A mitad de mi paseo diario, y como quiera que mi Talón de Aquiles – soy de letras- me molestase un poco más de lo normal, pues llevo ya cinco meses esperando que se me rompa del todo, decidí suspenderlo y acordé que en cuanto llegase a un bar o cafetería leería con atención lo que me tiene programado mi signo zodiacal. Craso error no haberlo hecho antes y llevar ya demasiado tiempo sin dedicarle la atención debida, pensé para mis adentros, todo convencido y un poco angustiado. Con las cosas serias ya digo que no soy muy dado a bromear. Así pues, sentado confortablemente en una mesa del bar, haciendo acopio de varios periódicos, entre oliva que va y traguito de vermut que la endulza, vine a quedar perplejo de lo que estaba leyendo. Siempre creí que los horóscopos eran como el parte meteorológico, es decir, era siempre el mismo para todos y todas. Pero no. Hete aquí que en los cuatro periódicos mi signo era totalmente distinto, pero muy distinto.

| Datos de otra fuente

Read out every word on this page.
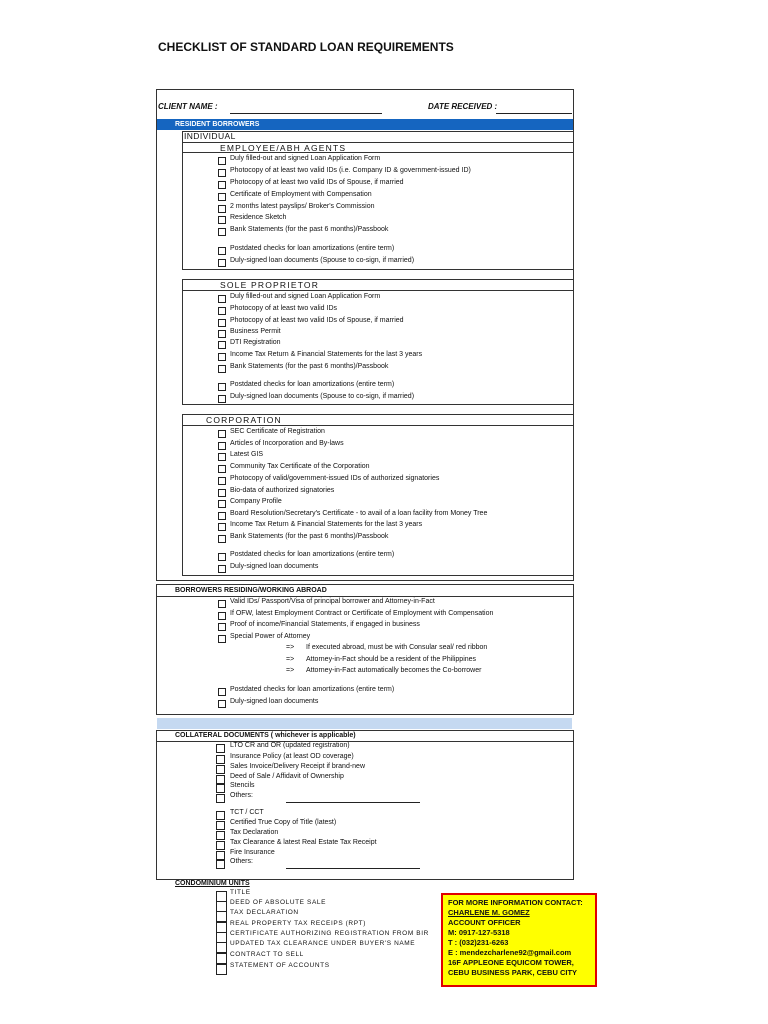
CHECKLIST OF STANDARD LOAN REQUIREMENTS
CLIENT NAME :	DATE RECEIVED :
RESIDENT BORROWERS
INDIVIDUAL
EMPLOYEE/ABH AGENTS
Duly filled-out and signed Loan Application Form
Photocopy of at least two valid IDs (i.e. Company ID & government-issued ID)
Photocopy of at least two valid IDs of Spouse, if married
Certificate of Employment with Compensation
2 months latest payslips/ Broker's Commission
Residence Sketch
Bank Statements (for the past 6 months)/Passbook
Postdated checks for loan amortizations (entire term)
Duly-signed loan documents (Spouse to co-sign, if married)
SOLE PROPRIETOR
Duly filled-out and signed Loan Application Form
Photocopy of at least two valid IDs
Photocopy of at least two valid IDs of Spouse, if married
Business Permit
DTI Registration
Income Tax Return & Financial Statements for the last 3 years
Bank Statements (for the past 6 months)/Passbook
Postdated checks for loan amortizations (entire term)
Duly-signed loan documents (Spouse to co-sign, if married)
CORPORATION
SEC Certificate of Registration
Articles of Incorporation and By-laws
Latest GIS
Community Tax Certificate of the Corporation
Photocopy of valid/government-issued IDs of authorized signatories
Bio-data of authorized signatories
Company Profile
Board Resolution/Secretary's Certificate - to avail of a loan facility from Money Tree
Income Tax Return & Financial Statements for the last 3 years
Bank Statements (for the past 6 months)/Passbook
Postdated checks for loan amortizations (entire term)
Duly-signed loan documents
BORROWERS RESIDING/WORKING ABROAD
Valid IDs/ Passport/Visa of principal borrower and Attorney-in-Fact
If OFW, latest Employment Contract or Certificate of Employment with Compensation
Proof of income/Financial Statements, if engaged in business
Special Power of Attorney
Postdated checks for loan amortizations (entire term)
Duly-signed loan documents
=> If executed abroad, must be with Consular seal/ red ribbon
=> Attorney-in-Fact should be a resident of the Philippines
=> Attorney-in-Fact automatically becomes the Co-borrower
COLLATERAL DOCUMENTS ( whichever is applicable)
LTO CR and OR (updated registration)
Insurance Policy (at least OD coverage)
Sales Invoice/Delivery Receipt if brand-new
Deed of Sale / Affidavit of Ownership
Stencils
Others:
TCT / CCT
Certified True Copy of Title (latest)
Tax Declaration
Tax Clearance & latest Real Estate Tax Receipt
Fire Insurance
Others:
CONDOMINIUM UNITS
TITLE
DEED OF ABSOLUTE SALE
TAX DECLARATION
REAL PROPERTY TAX RECEIPS (RPT)
CERTIFICATE AUTHORIZING REGISTRATION FROM BIR
UPDATED TAX CLEARANCE UNDER BUYER'S NAME
CONTRACT TO SELL
STATEMENT OF ACCOUNTS
FOR MORE INFORMATION CONTACT:
CHARLENE M. GOMEZ
ACCOUNT OFFICER
M: 0917-127-5318
T : (032)231-6263
E : mendezcharlene92@gmail.com
16F APPLEONE EQUICOM TOWER,
CEBU BUSINESS PARK, CEBU CITY
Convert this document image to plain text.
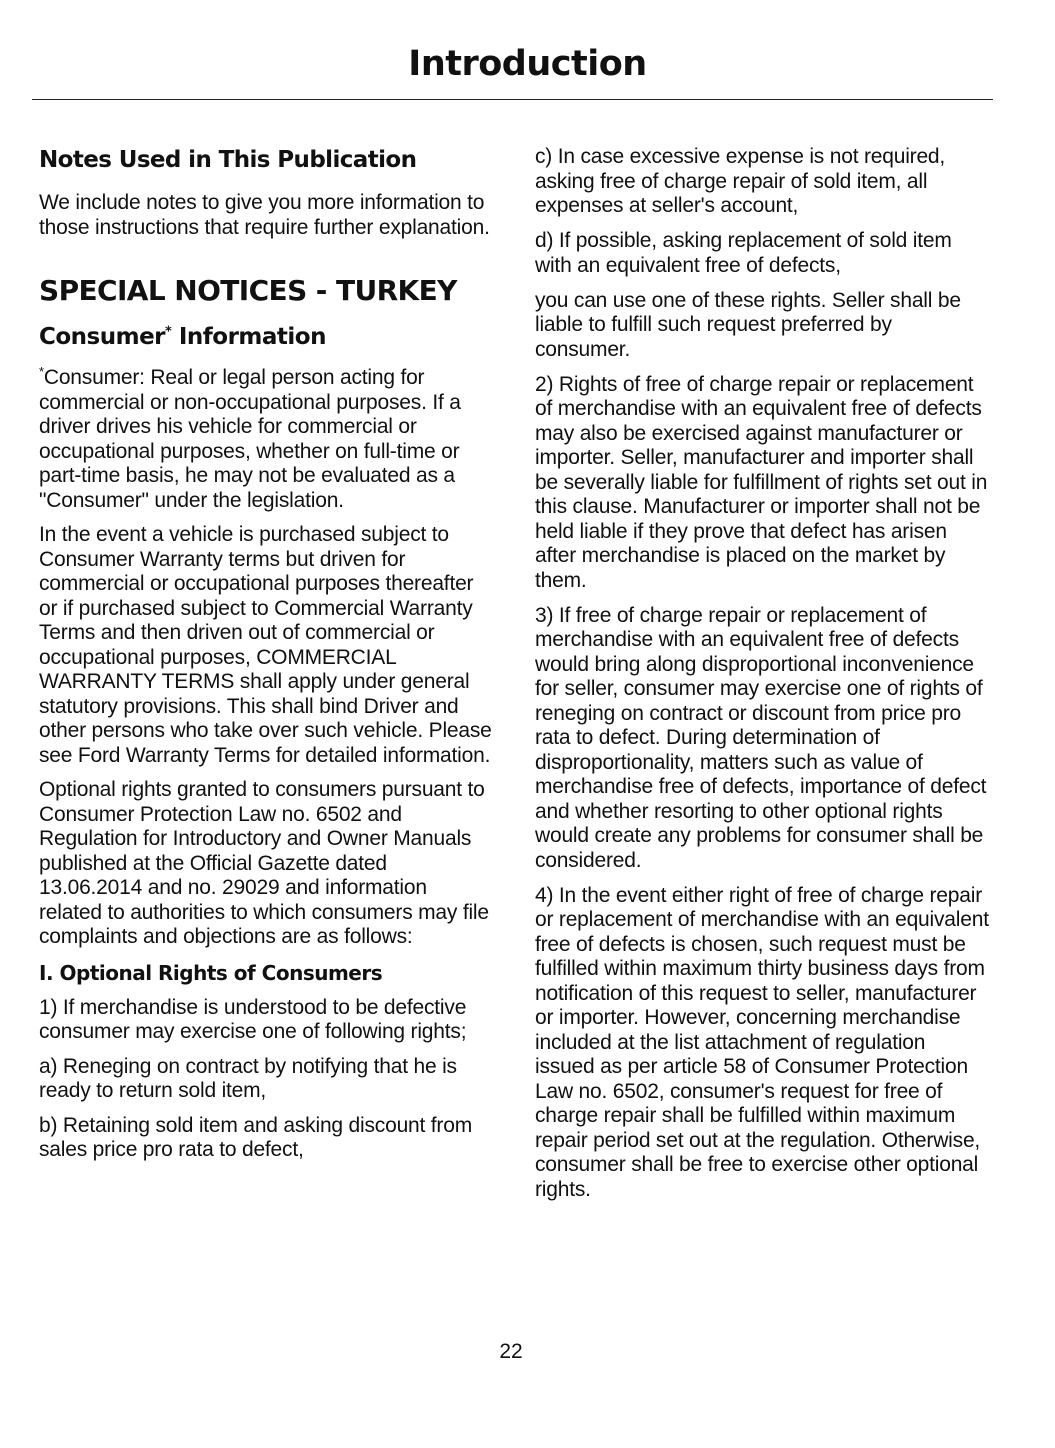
Introduction
Notes Used in This Publication

We include notes to give you more information to those instructions that require further explanation.

SPECIAL NOTICES - TURKEY
Consumer* Information

*Consumer: Real or legal person acting for commercial or non-occupational purposes. If a driver drives his vehicle for commercial or occupational purposes, whether on full-time or part-time basis, he may not be evaluated as a "Consumer" under the legislation.

In the event a vehicle is purchased subject to Consumer Warranty terms but driven for commercial or occupational purposes thereafter or if purchased subject to Commercial Warranty Terms and then driven out of commercial or occupational purposes, COMMERCIAL WARRANTY TERMS shall apply under general statutory provisions. This shall bind Driver and other persons who take over such vehicle. Please see Ford Warranty Terms for detailed information.

Optional rights granted to consumers pursuant to Consumer Protection Law no. 6502 and Regulation for Introductory and Owner Manuals published at the Official Gazette dated 13.06.2014 and no. 29029 and information related to authorities to which consumers may file complaints and objections are as follows:

I. Optional Rights of Consumers

1) If merchandise is understood to be defective consumer may exercise one of following rights;

a) Reneging on contract by notifying that he is ready to return sold item,

b) Retaining sold item and asking discount from sales price pro rata to defect,

c) In case excessive expense is not required, asking free of charge repair of sold item, all expenses at seller's account,

d) If possible, asking replacement of sold item with an equivalent free of defects,

you can use one of these rights. Seller shall be liable to fulfill such request preferred by consumer.

2) Rights of free of charge repair or replacement of merchandise with an equivalent free of defects may also be exercised against manufacturer or importer. Seller, manufacturer and importer shall be severally liable for fulfillment of rights set out in this clause. Manufacturer or importer shall not be held liable if they prove that defect has arisen after merchandise is placed on the market by them.

3) If free of charge repair or replacement of merchandise with an equivalent free of defects would bring along disproportional inconvenience for seller, consumer may exercise one of rights of reneging on contract or discount from price pro rata to defect. During determination of disproportionality, matters such as value of merchandise free of defects, importance of defect and whether resorting to other optional rights would create any problems for consumer shall be considered.

4) In the event either right of free of charge repair or replacement of merchandise with an equivalent free of defects is chosen, such request must be fulfilled within maximum thirty business days from notification of this request to seller, manufacturer or importer. However, concerning merchandise included at the list attachment of regulation issued as per article 58 of Consumer Protection Law no. 6502, consumer's request for free of charge repair shall be fulfilled within maximum repair period set out at the regulation. Otherwise, consumer shall be free to exercise other optional rights.

22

Y supongo, que no es mucho suponer, que todos los demás signos también serían idénticos al mío. Hagan ustedes mismos la prueba. A eso reto mi incredulidad.
Pese a todas las paparruchadas escritas, solo me quedé, -y algo preocupado aún sigo- con el anuncio de un periódico que considero muy fiable desde siempre- de que en próximos días una considerable cantidad de dinero me estaba persiguiendo. E intranquilo sigo, pero eso sí, sin leer más los horóscopos.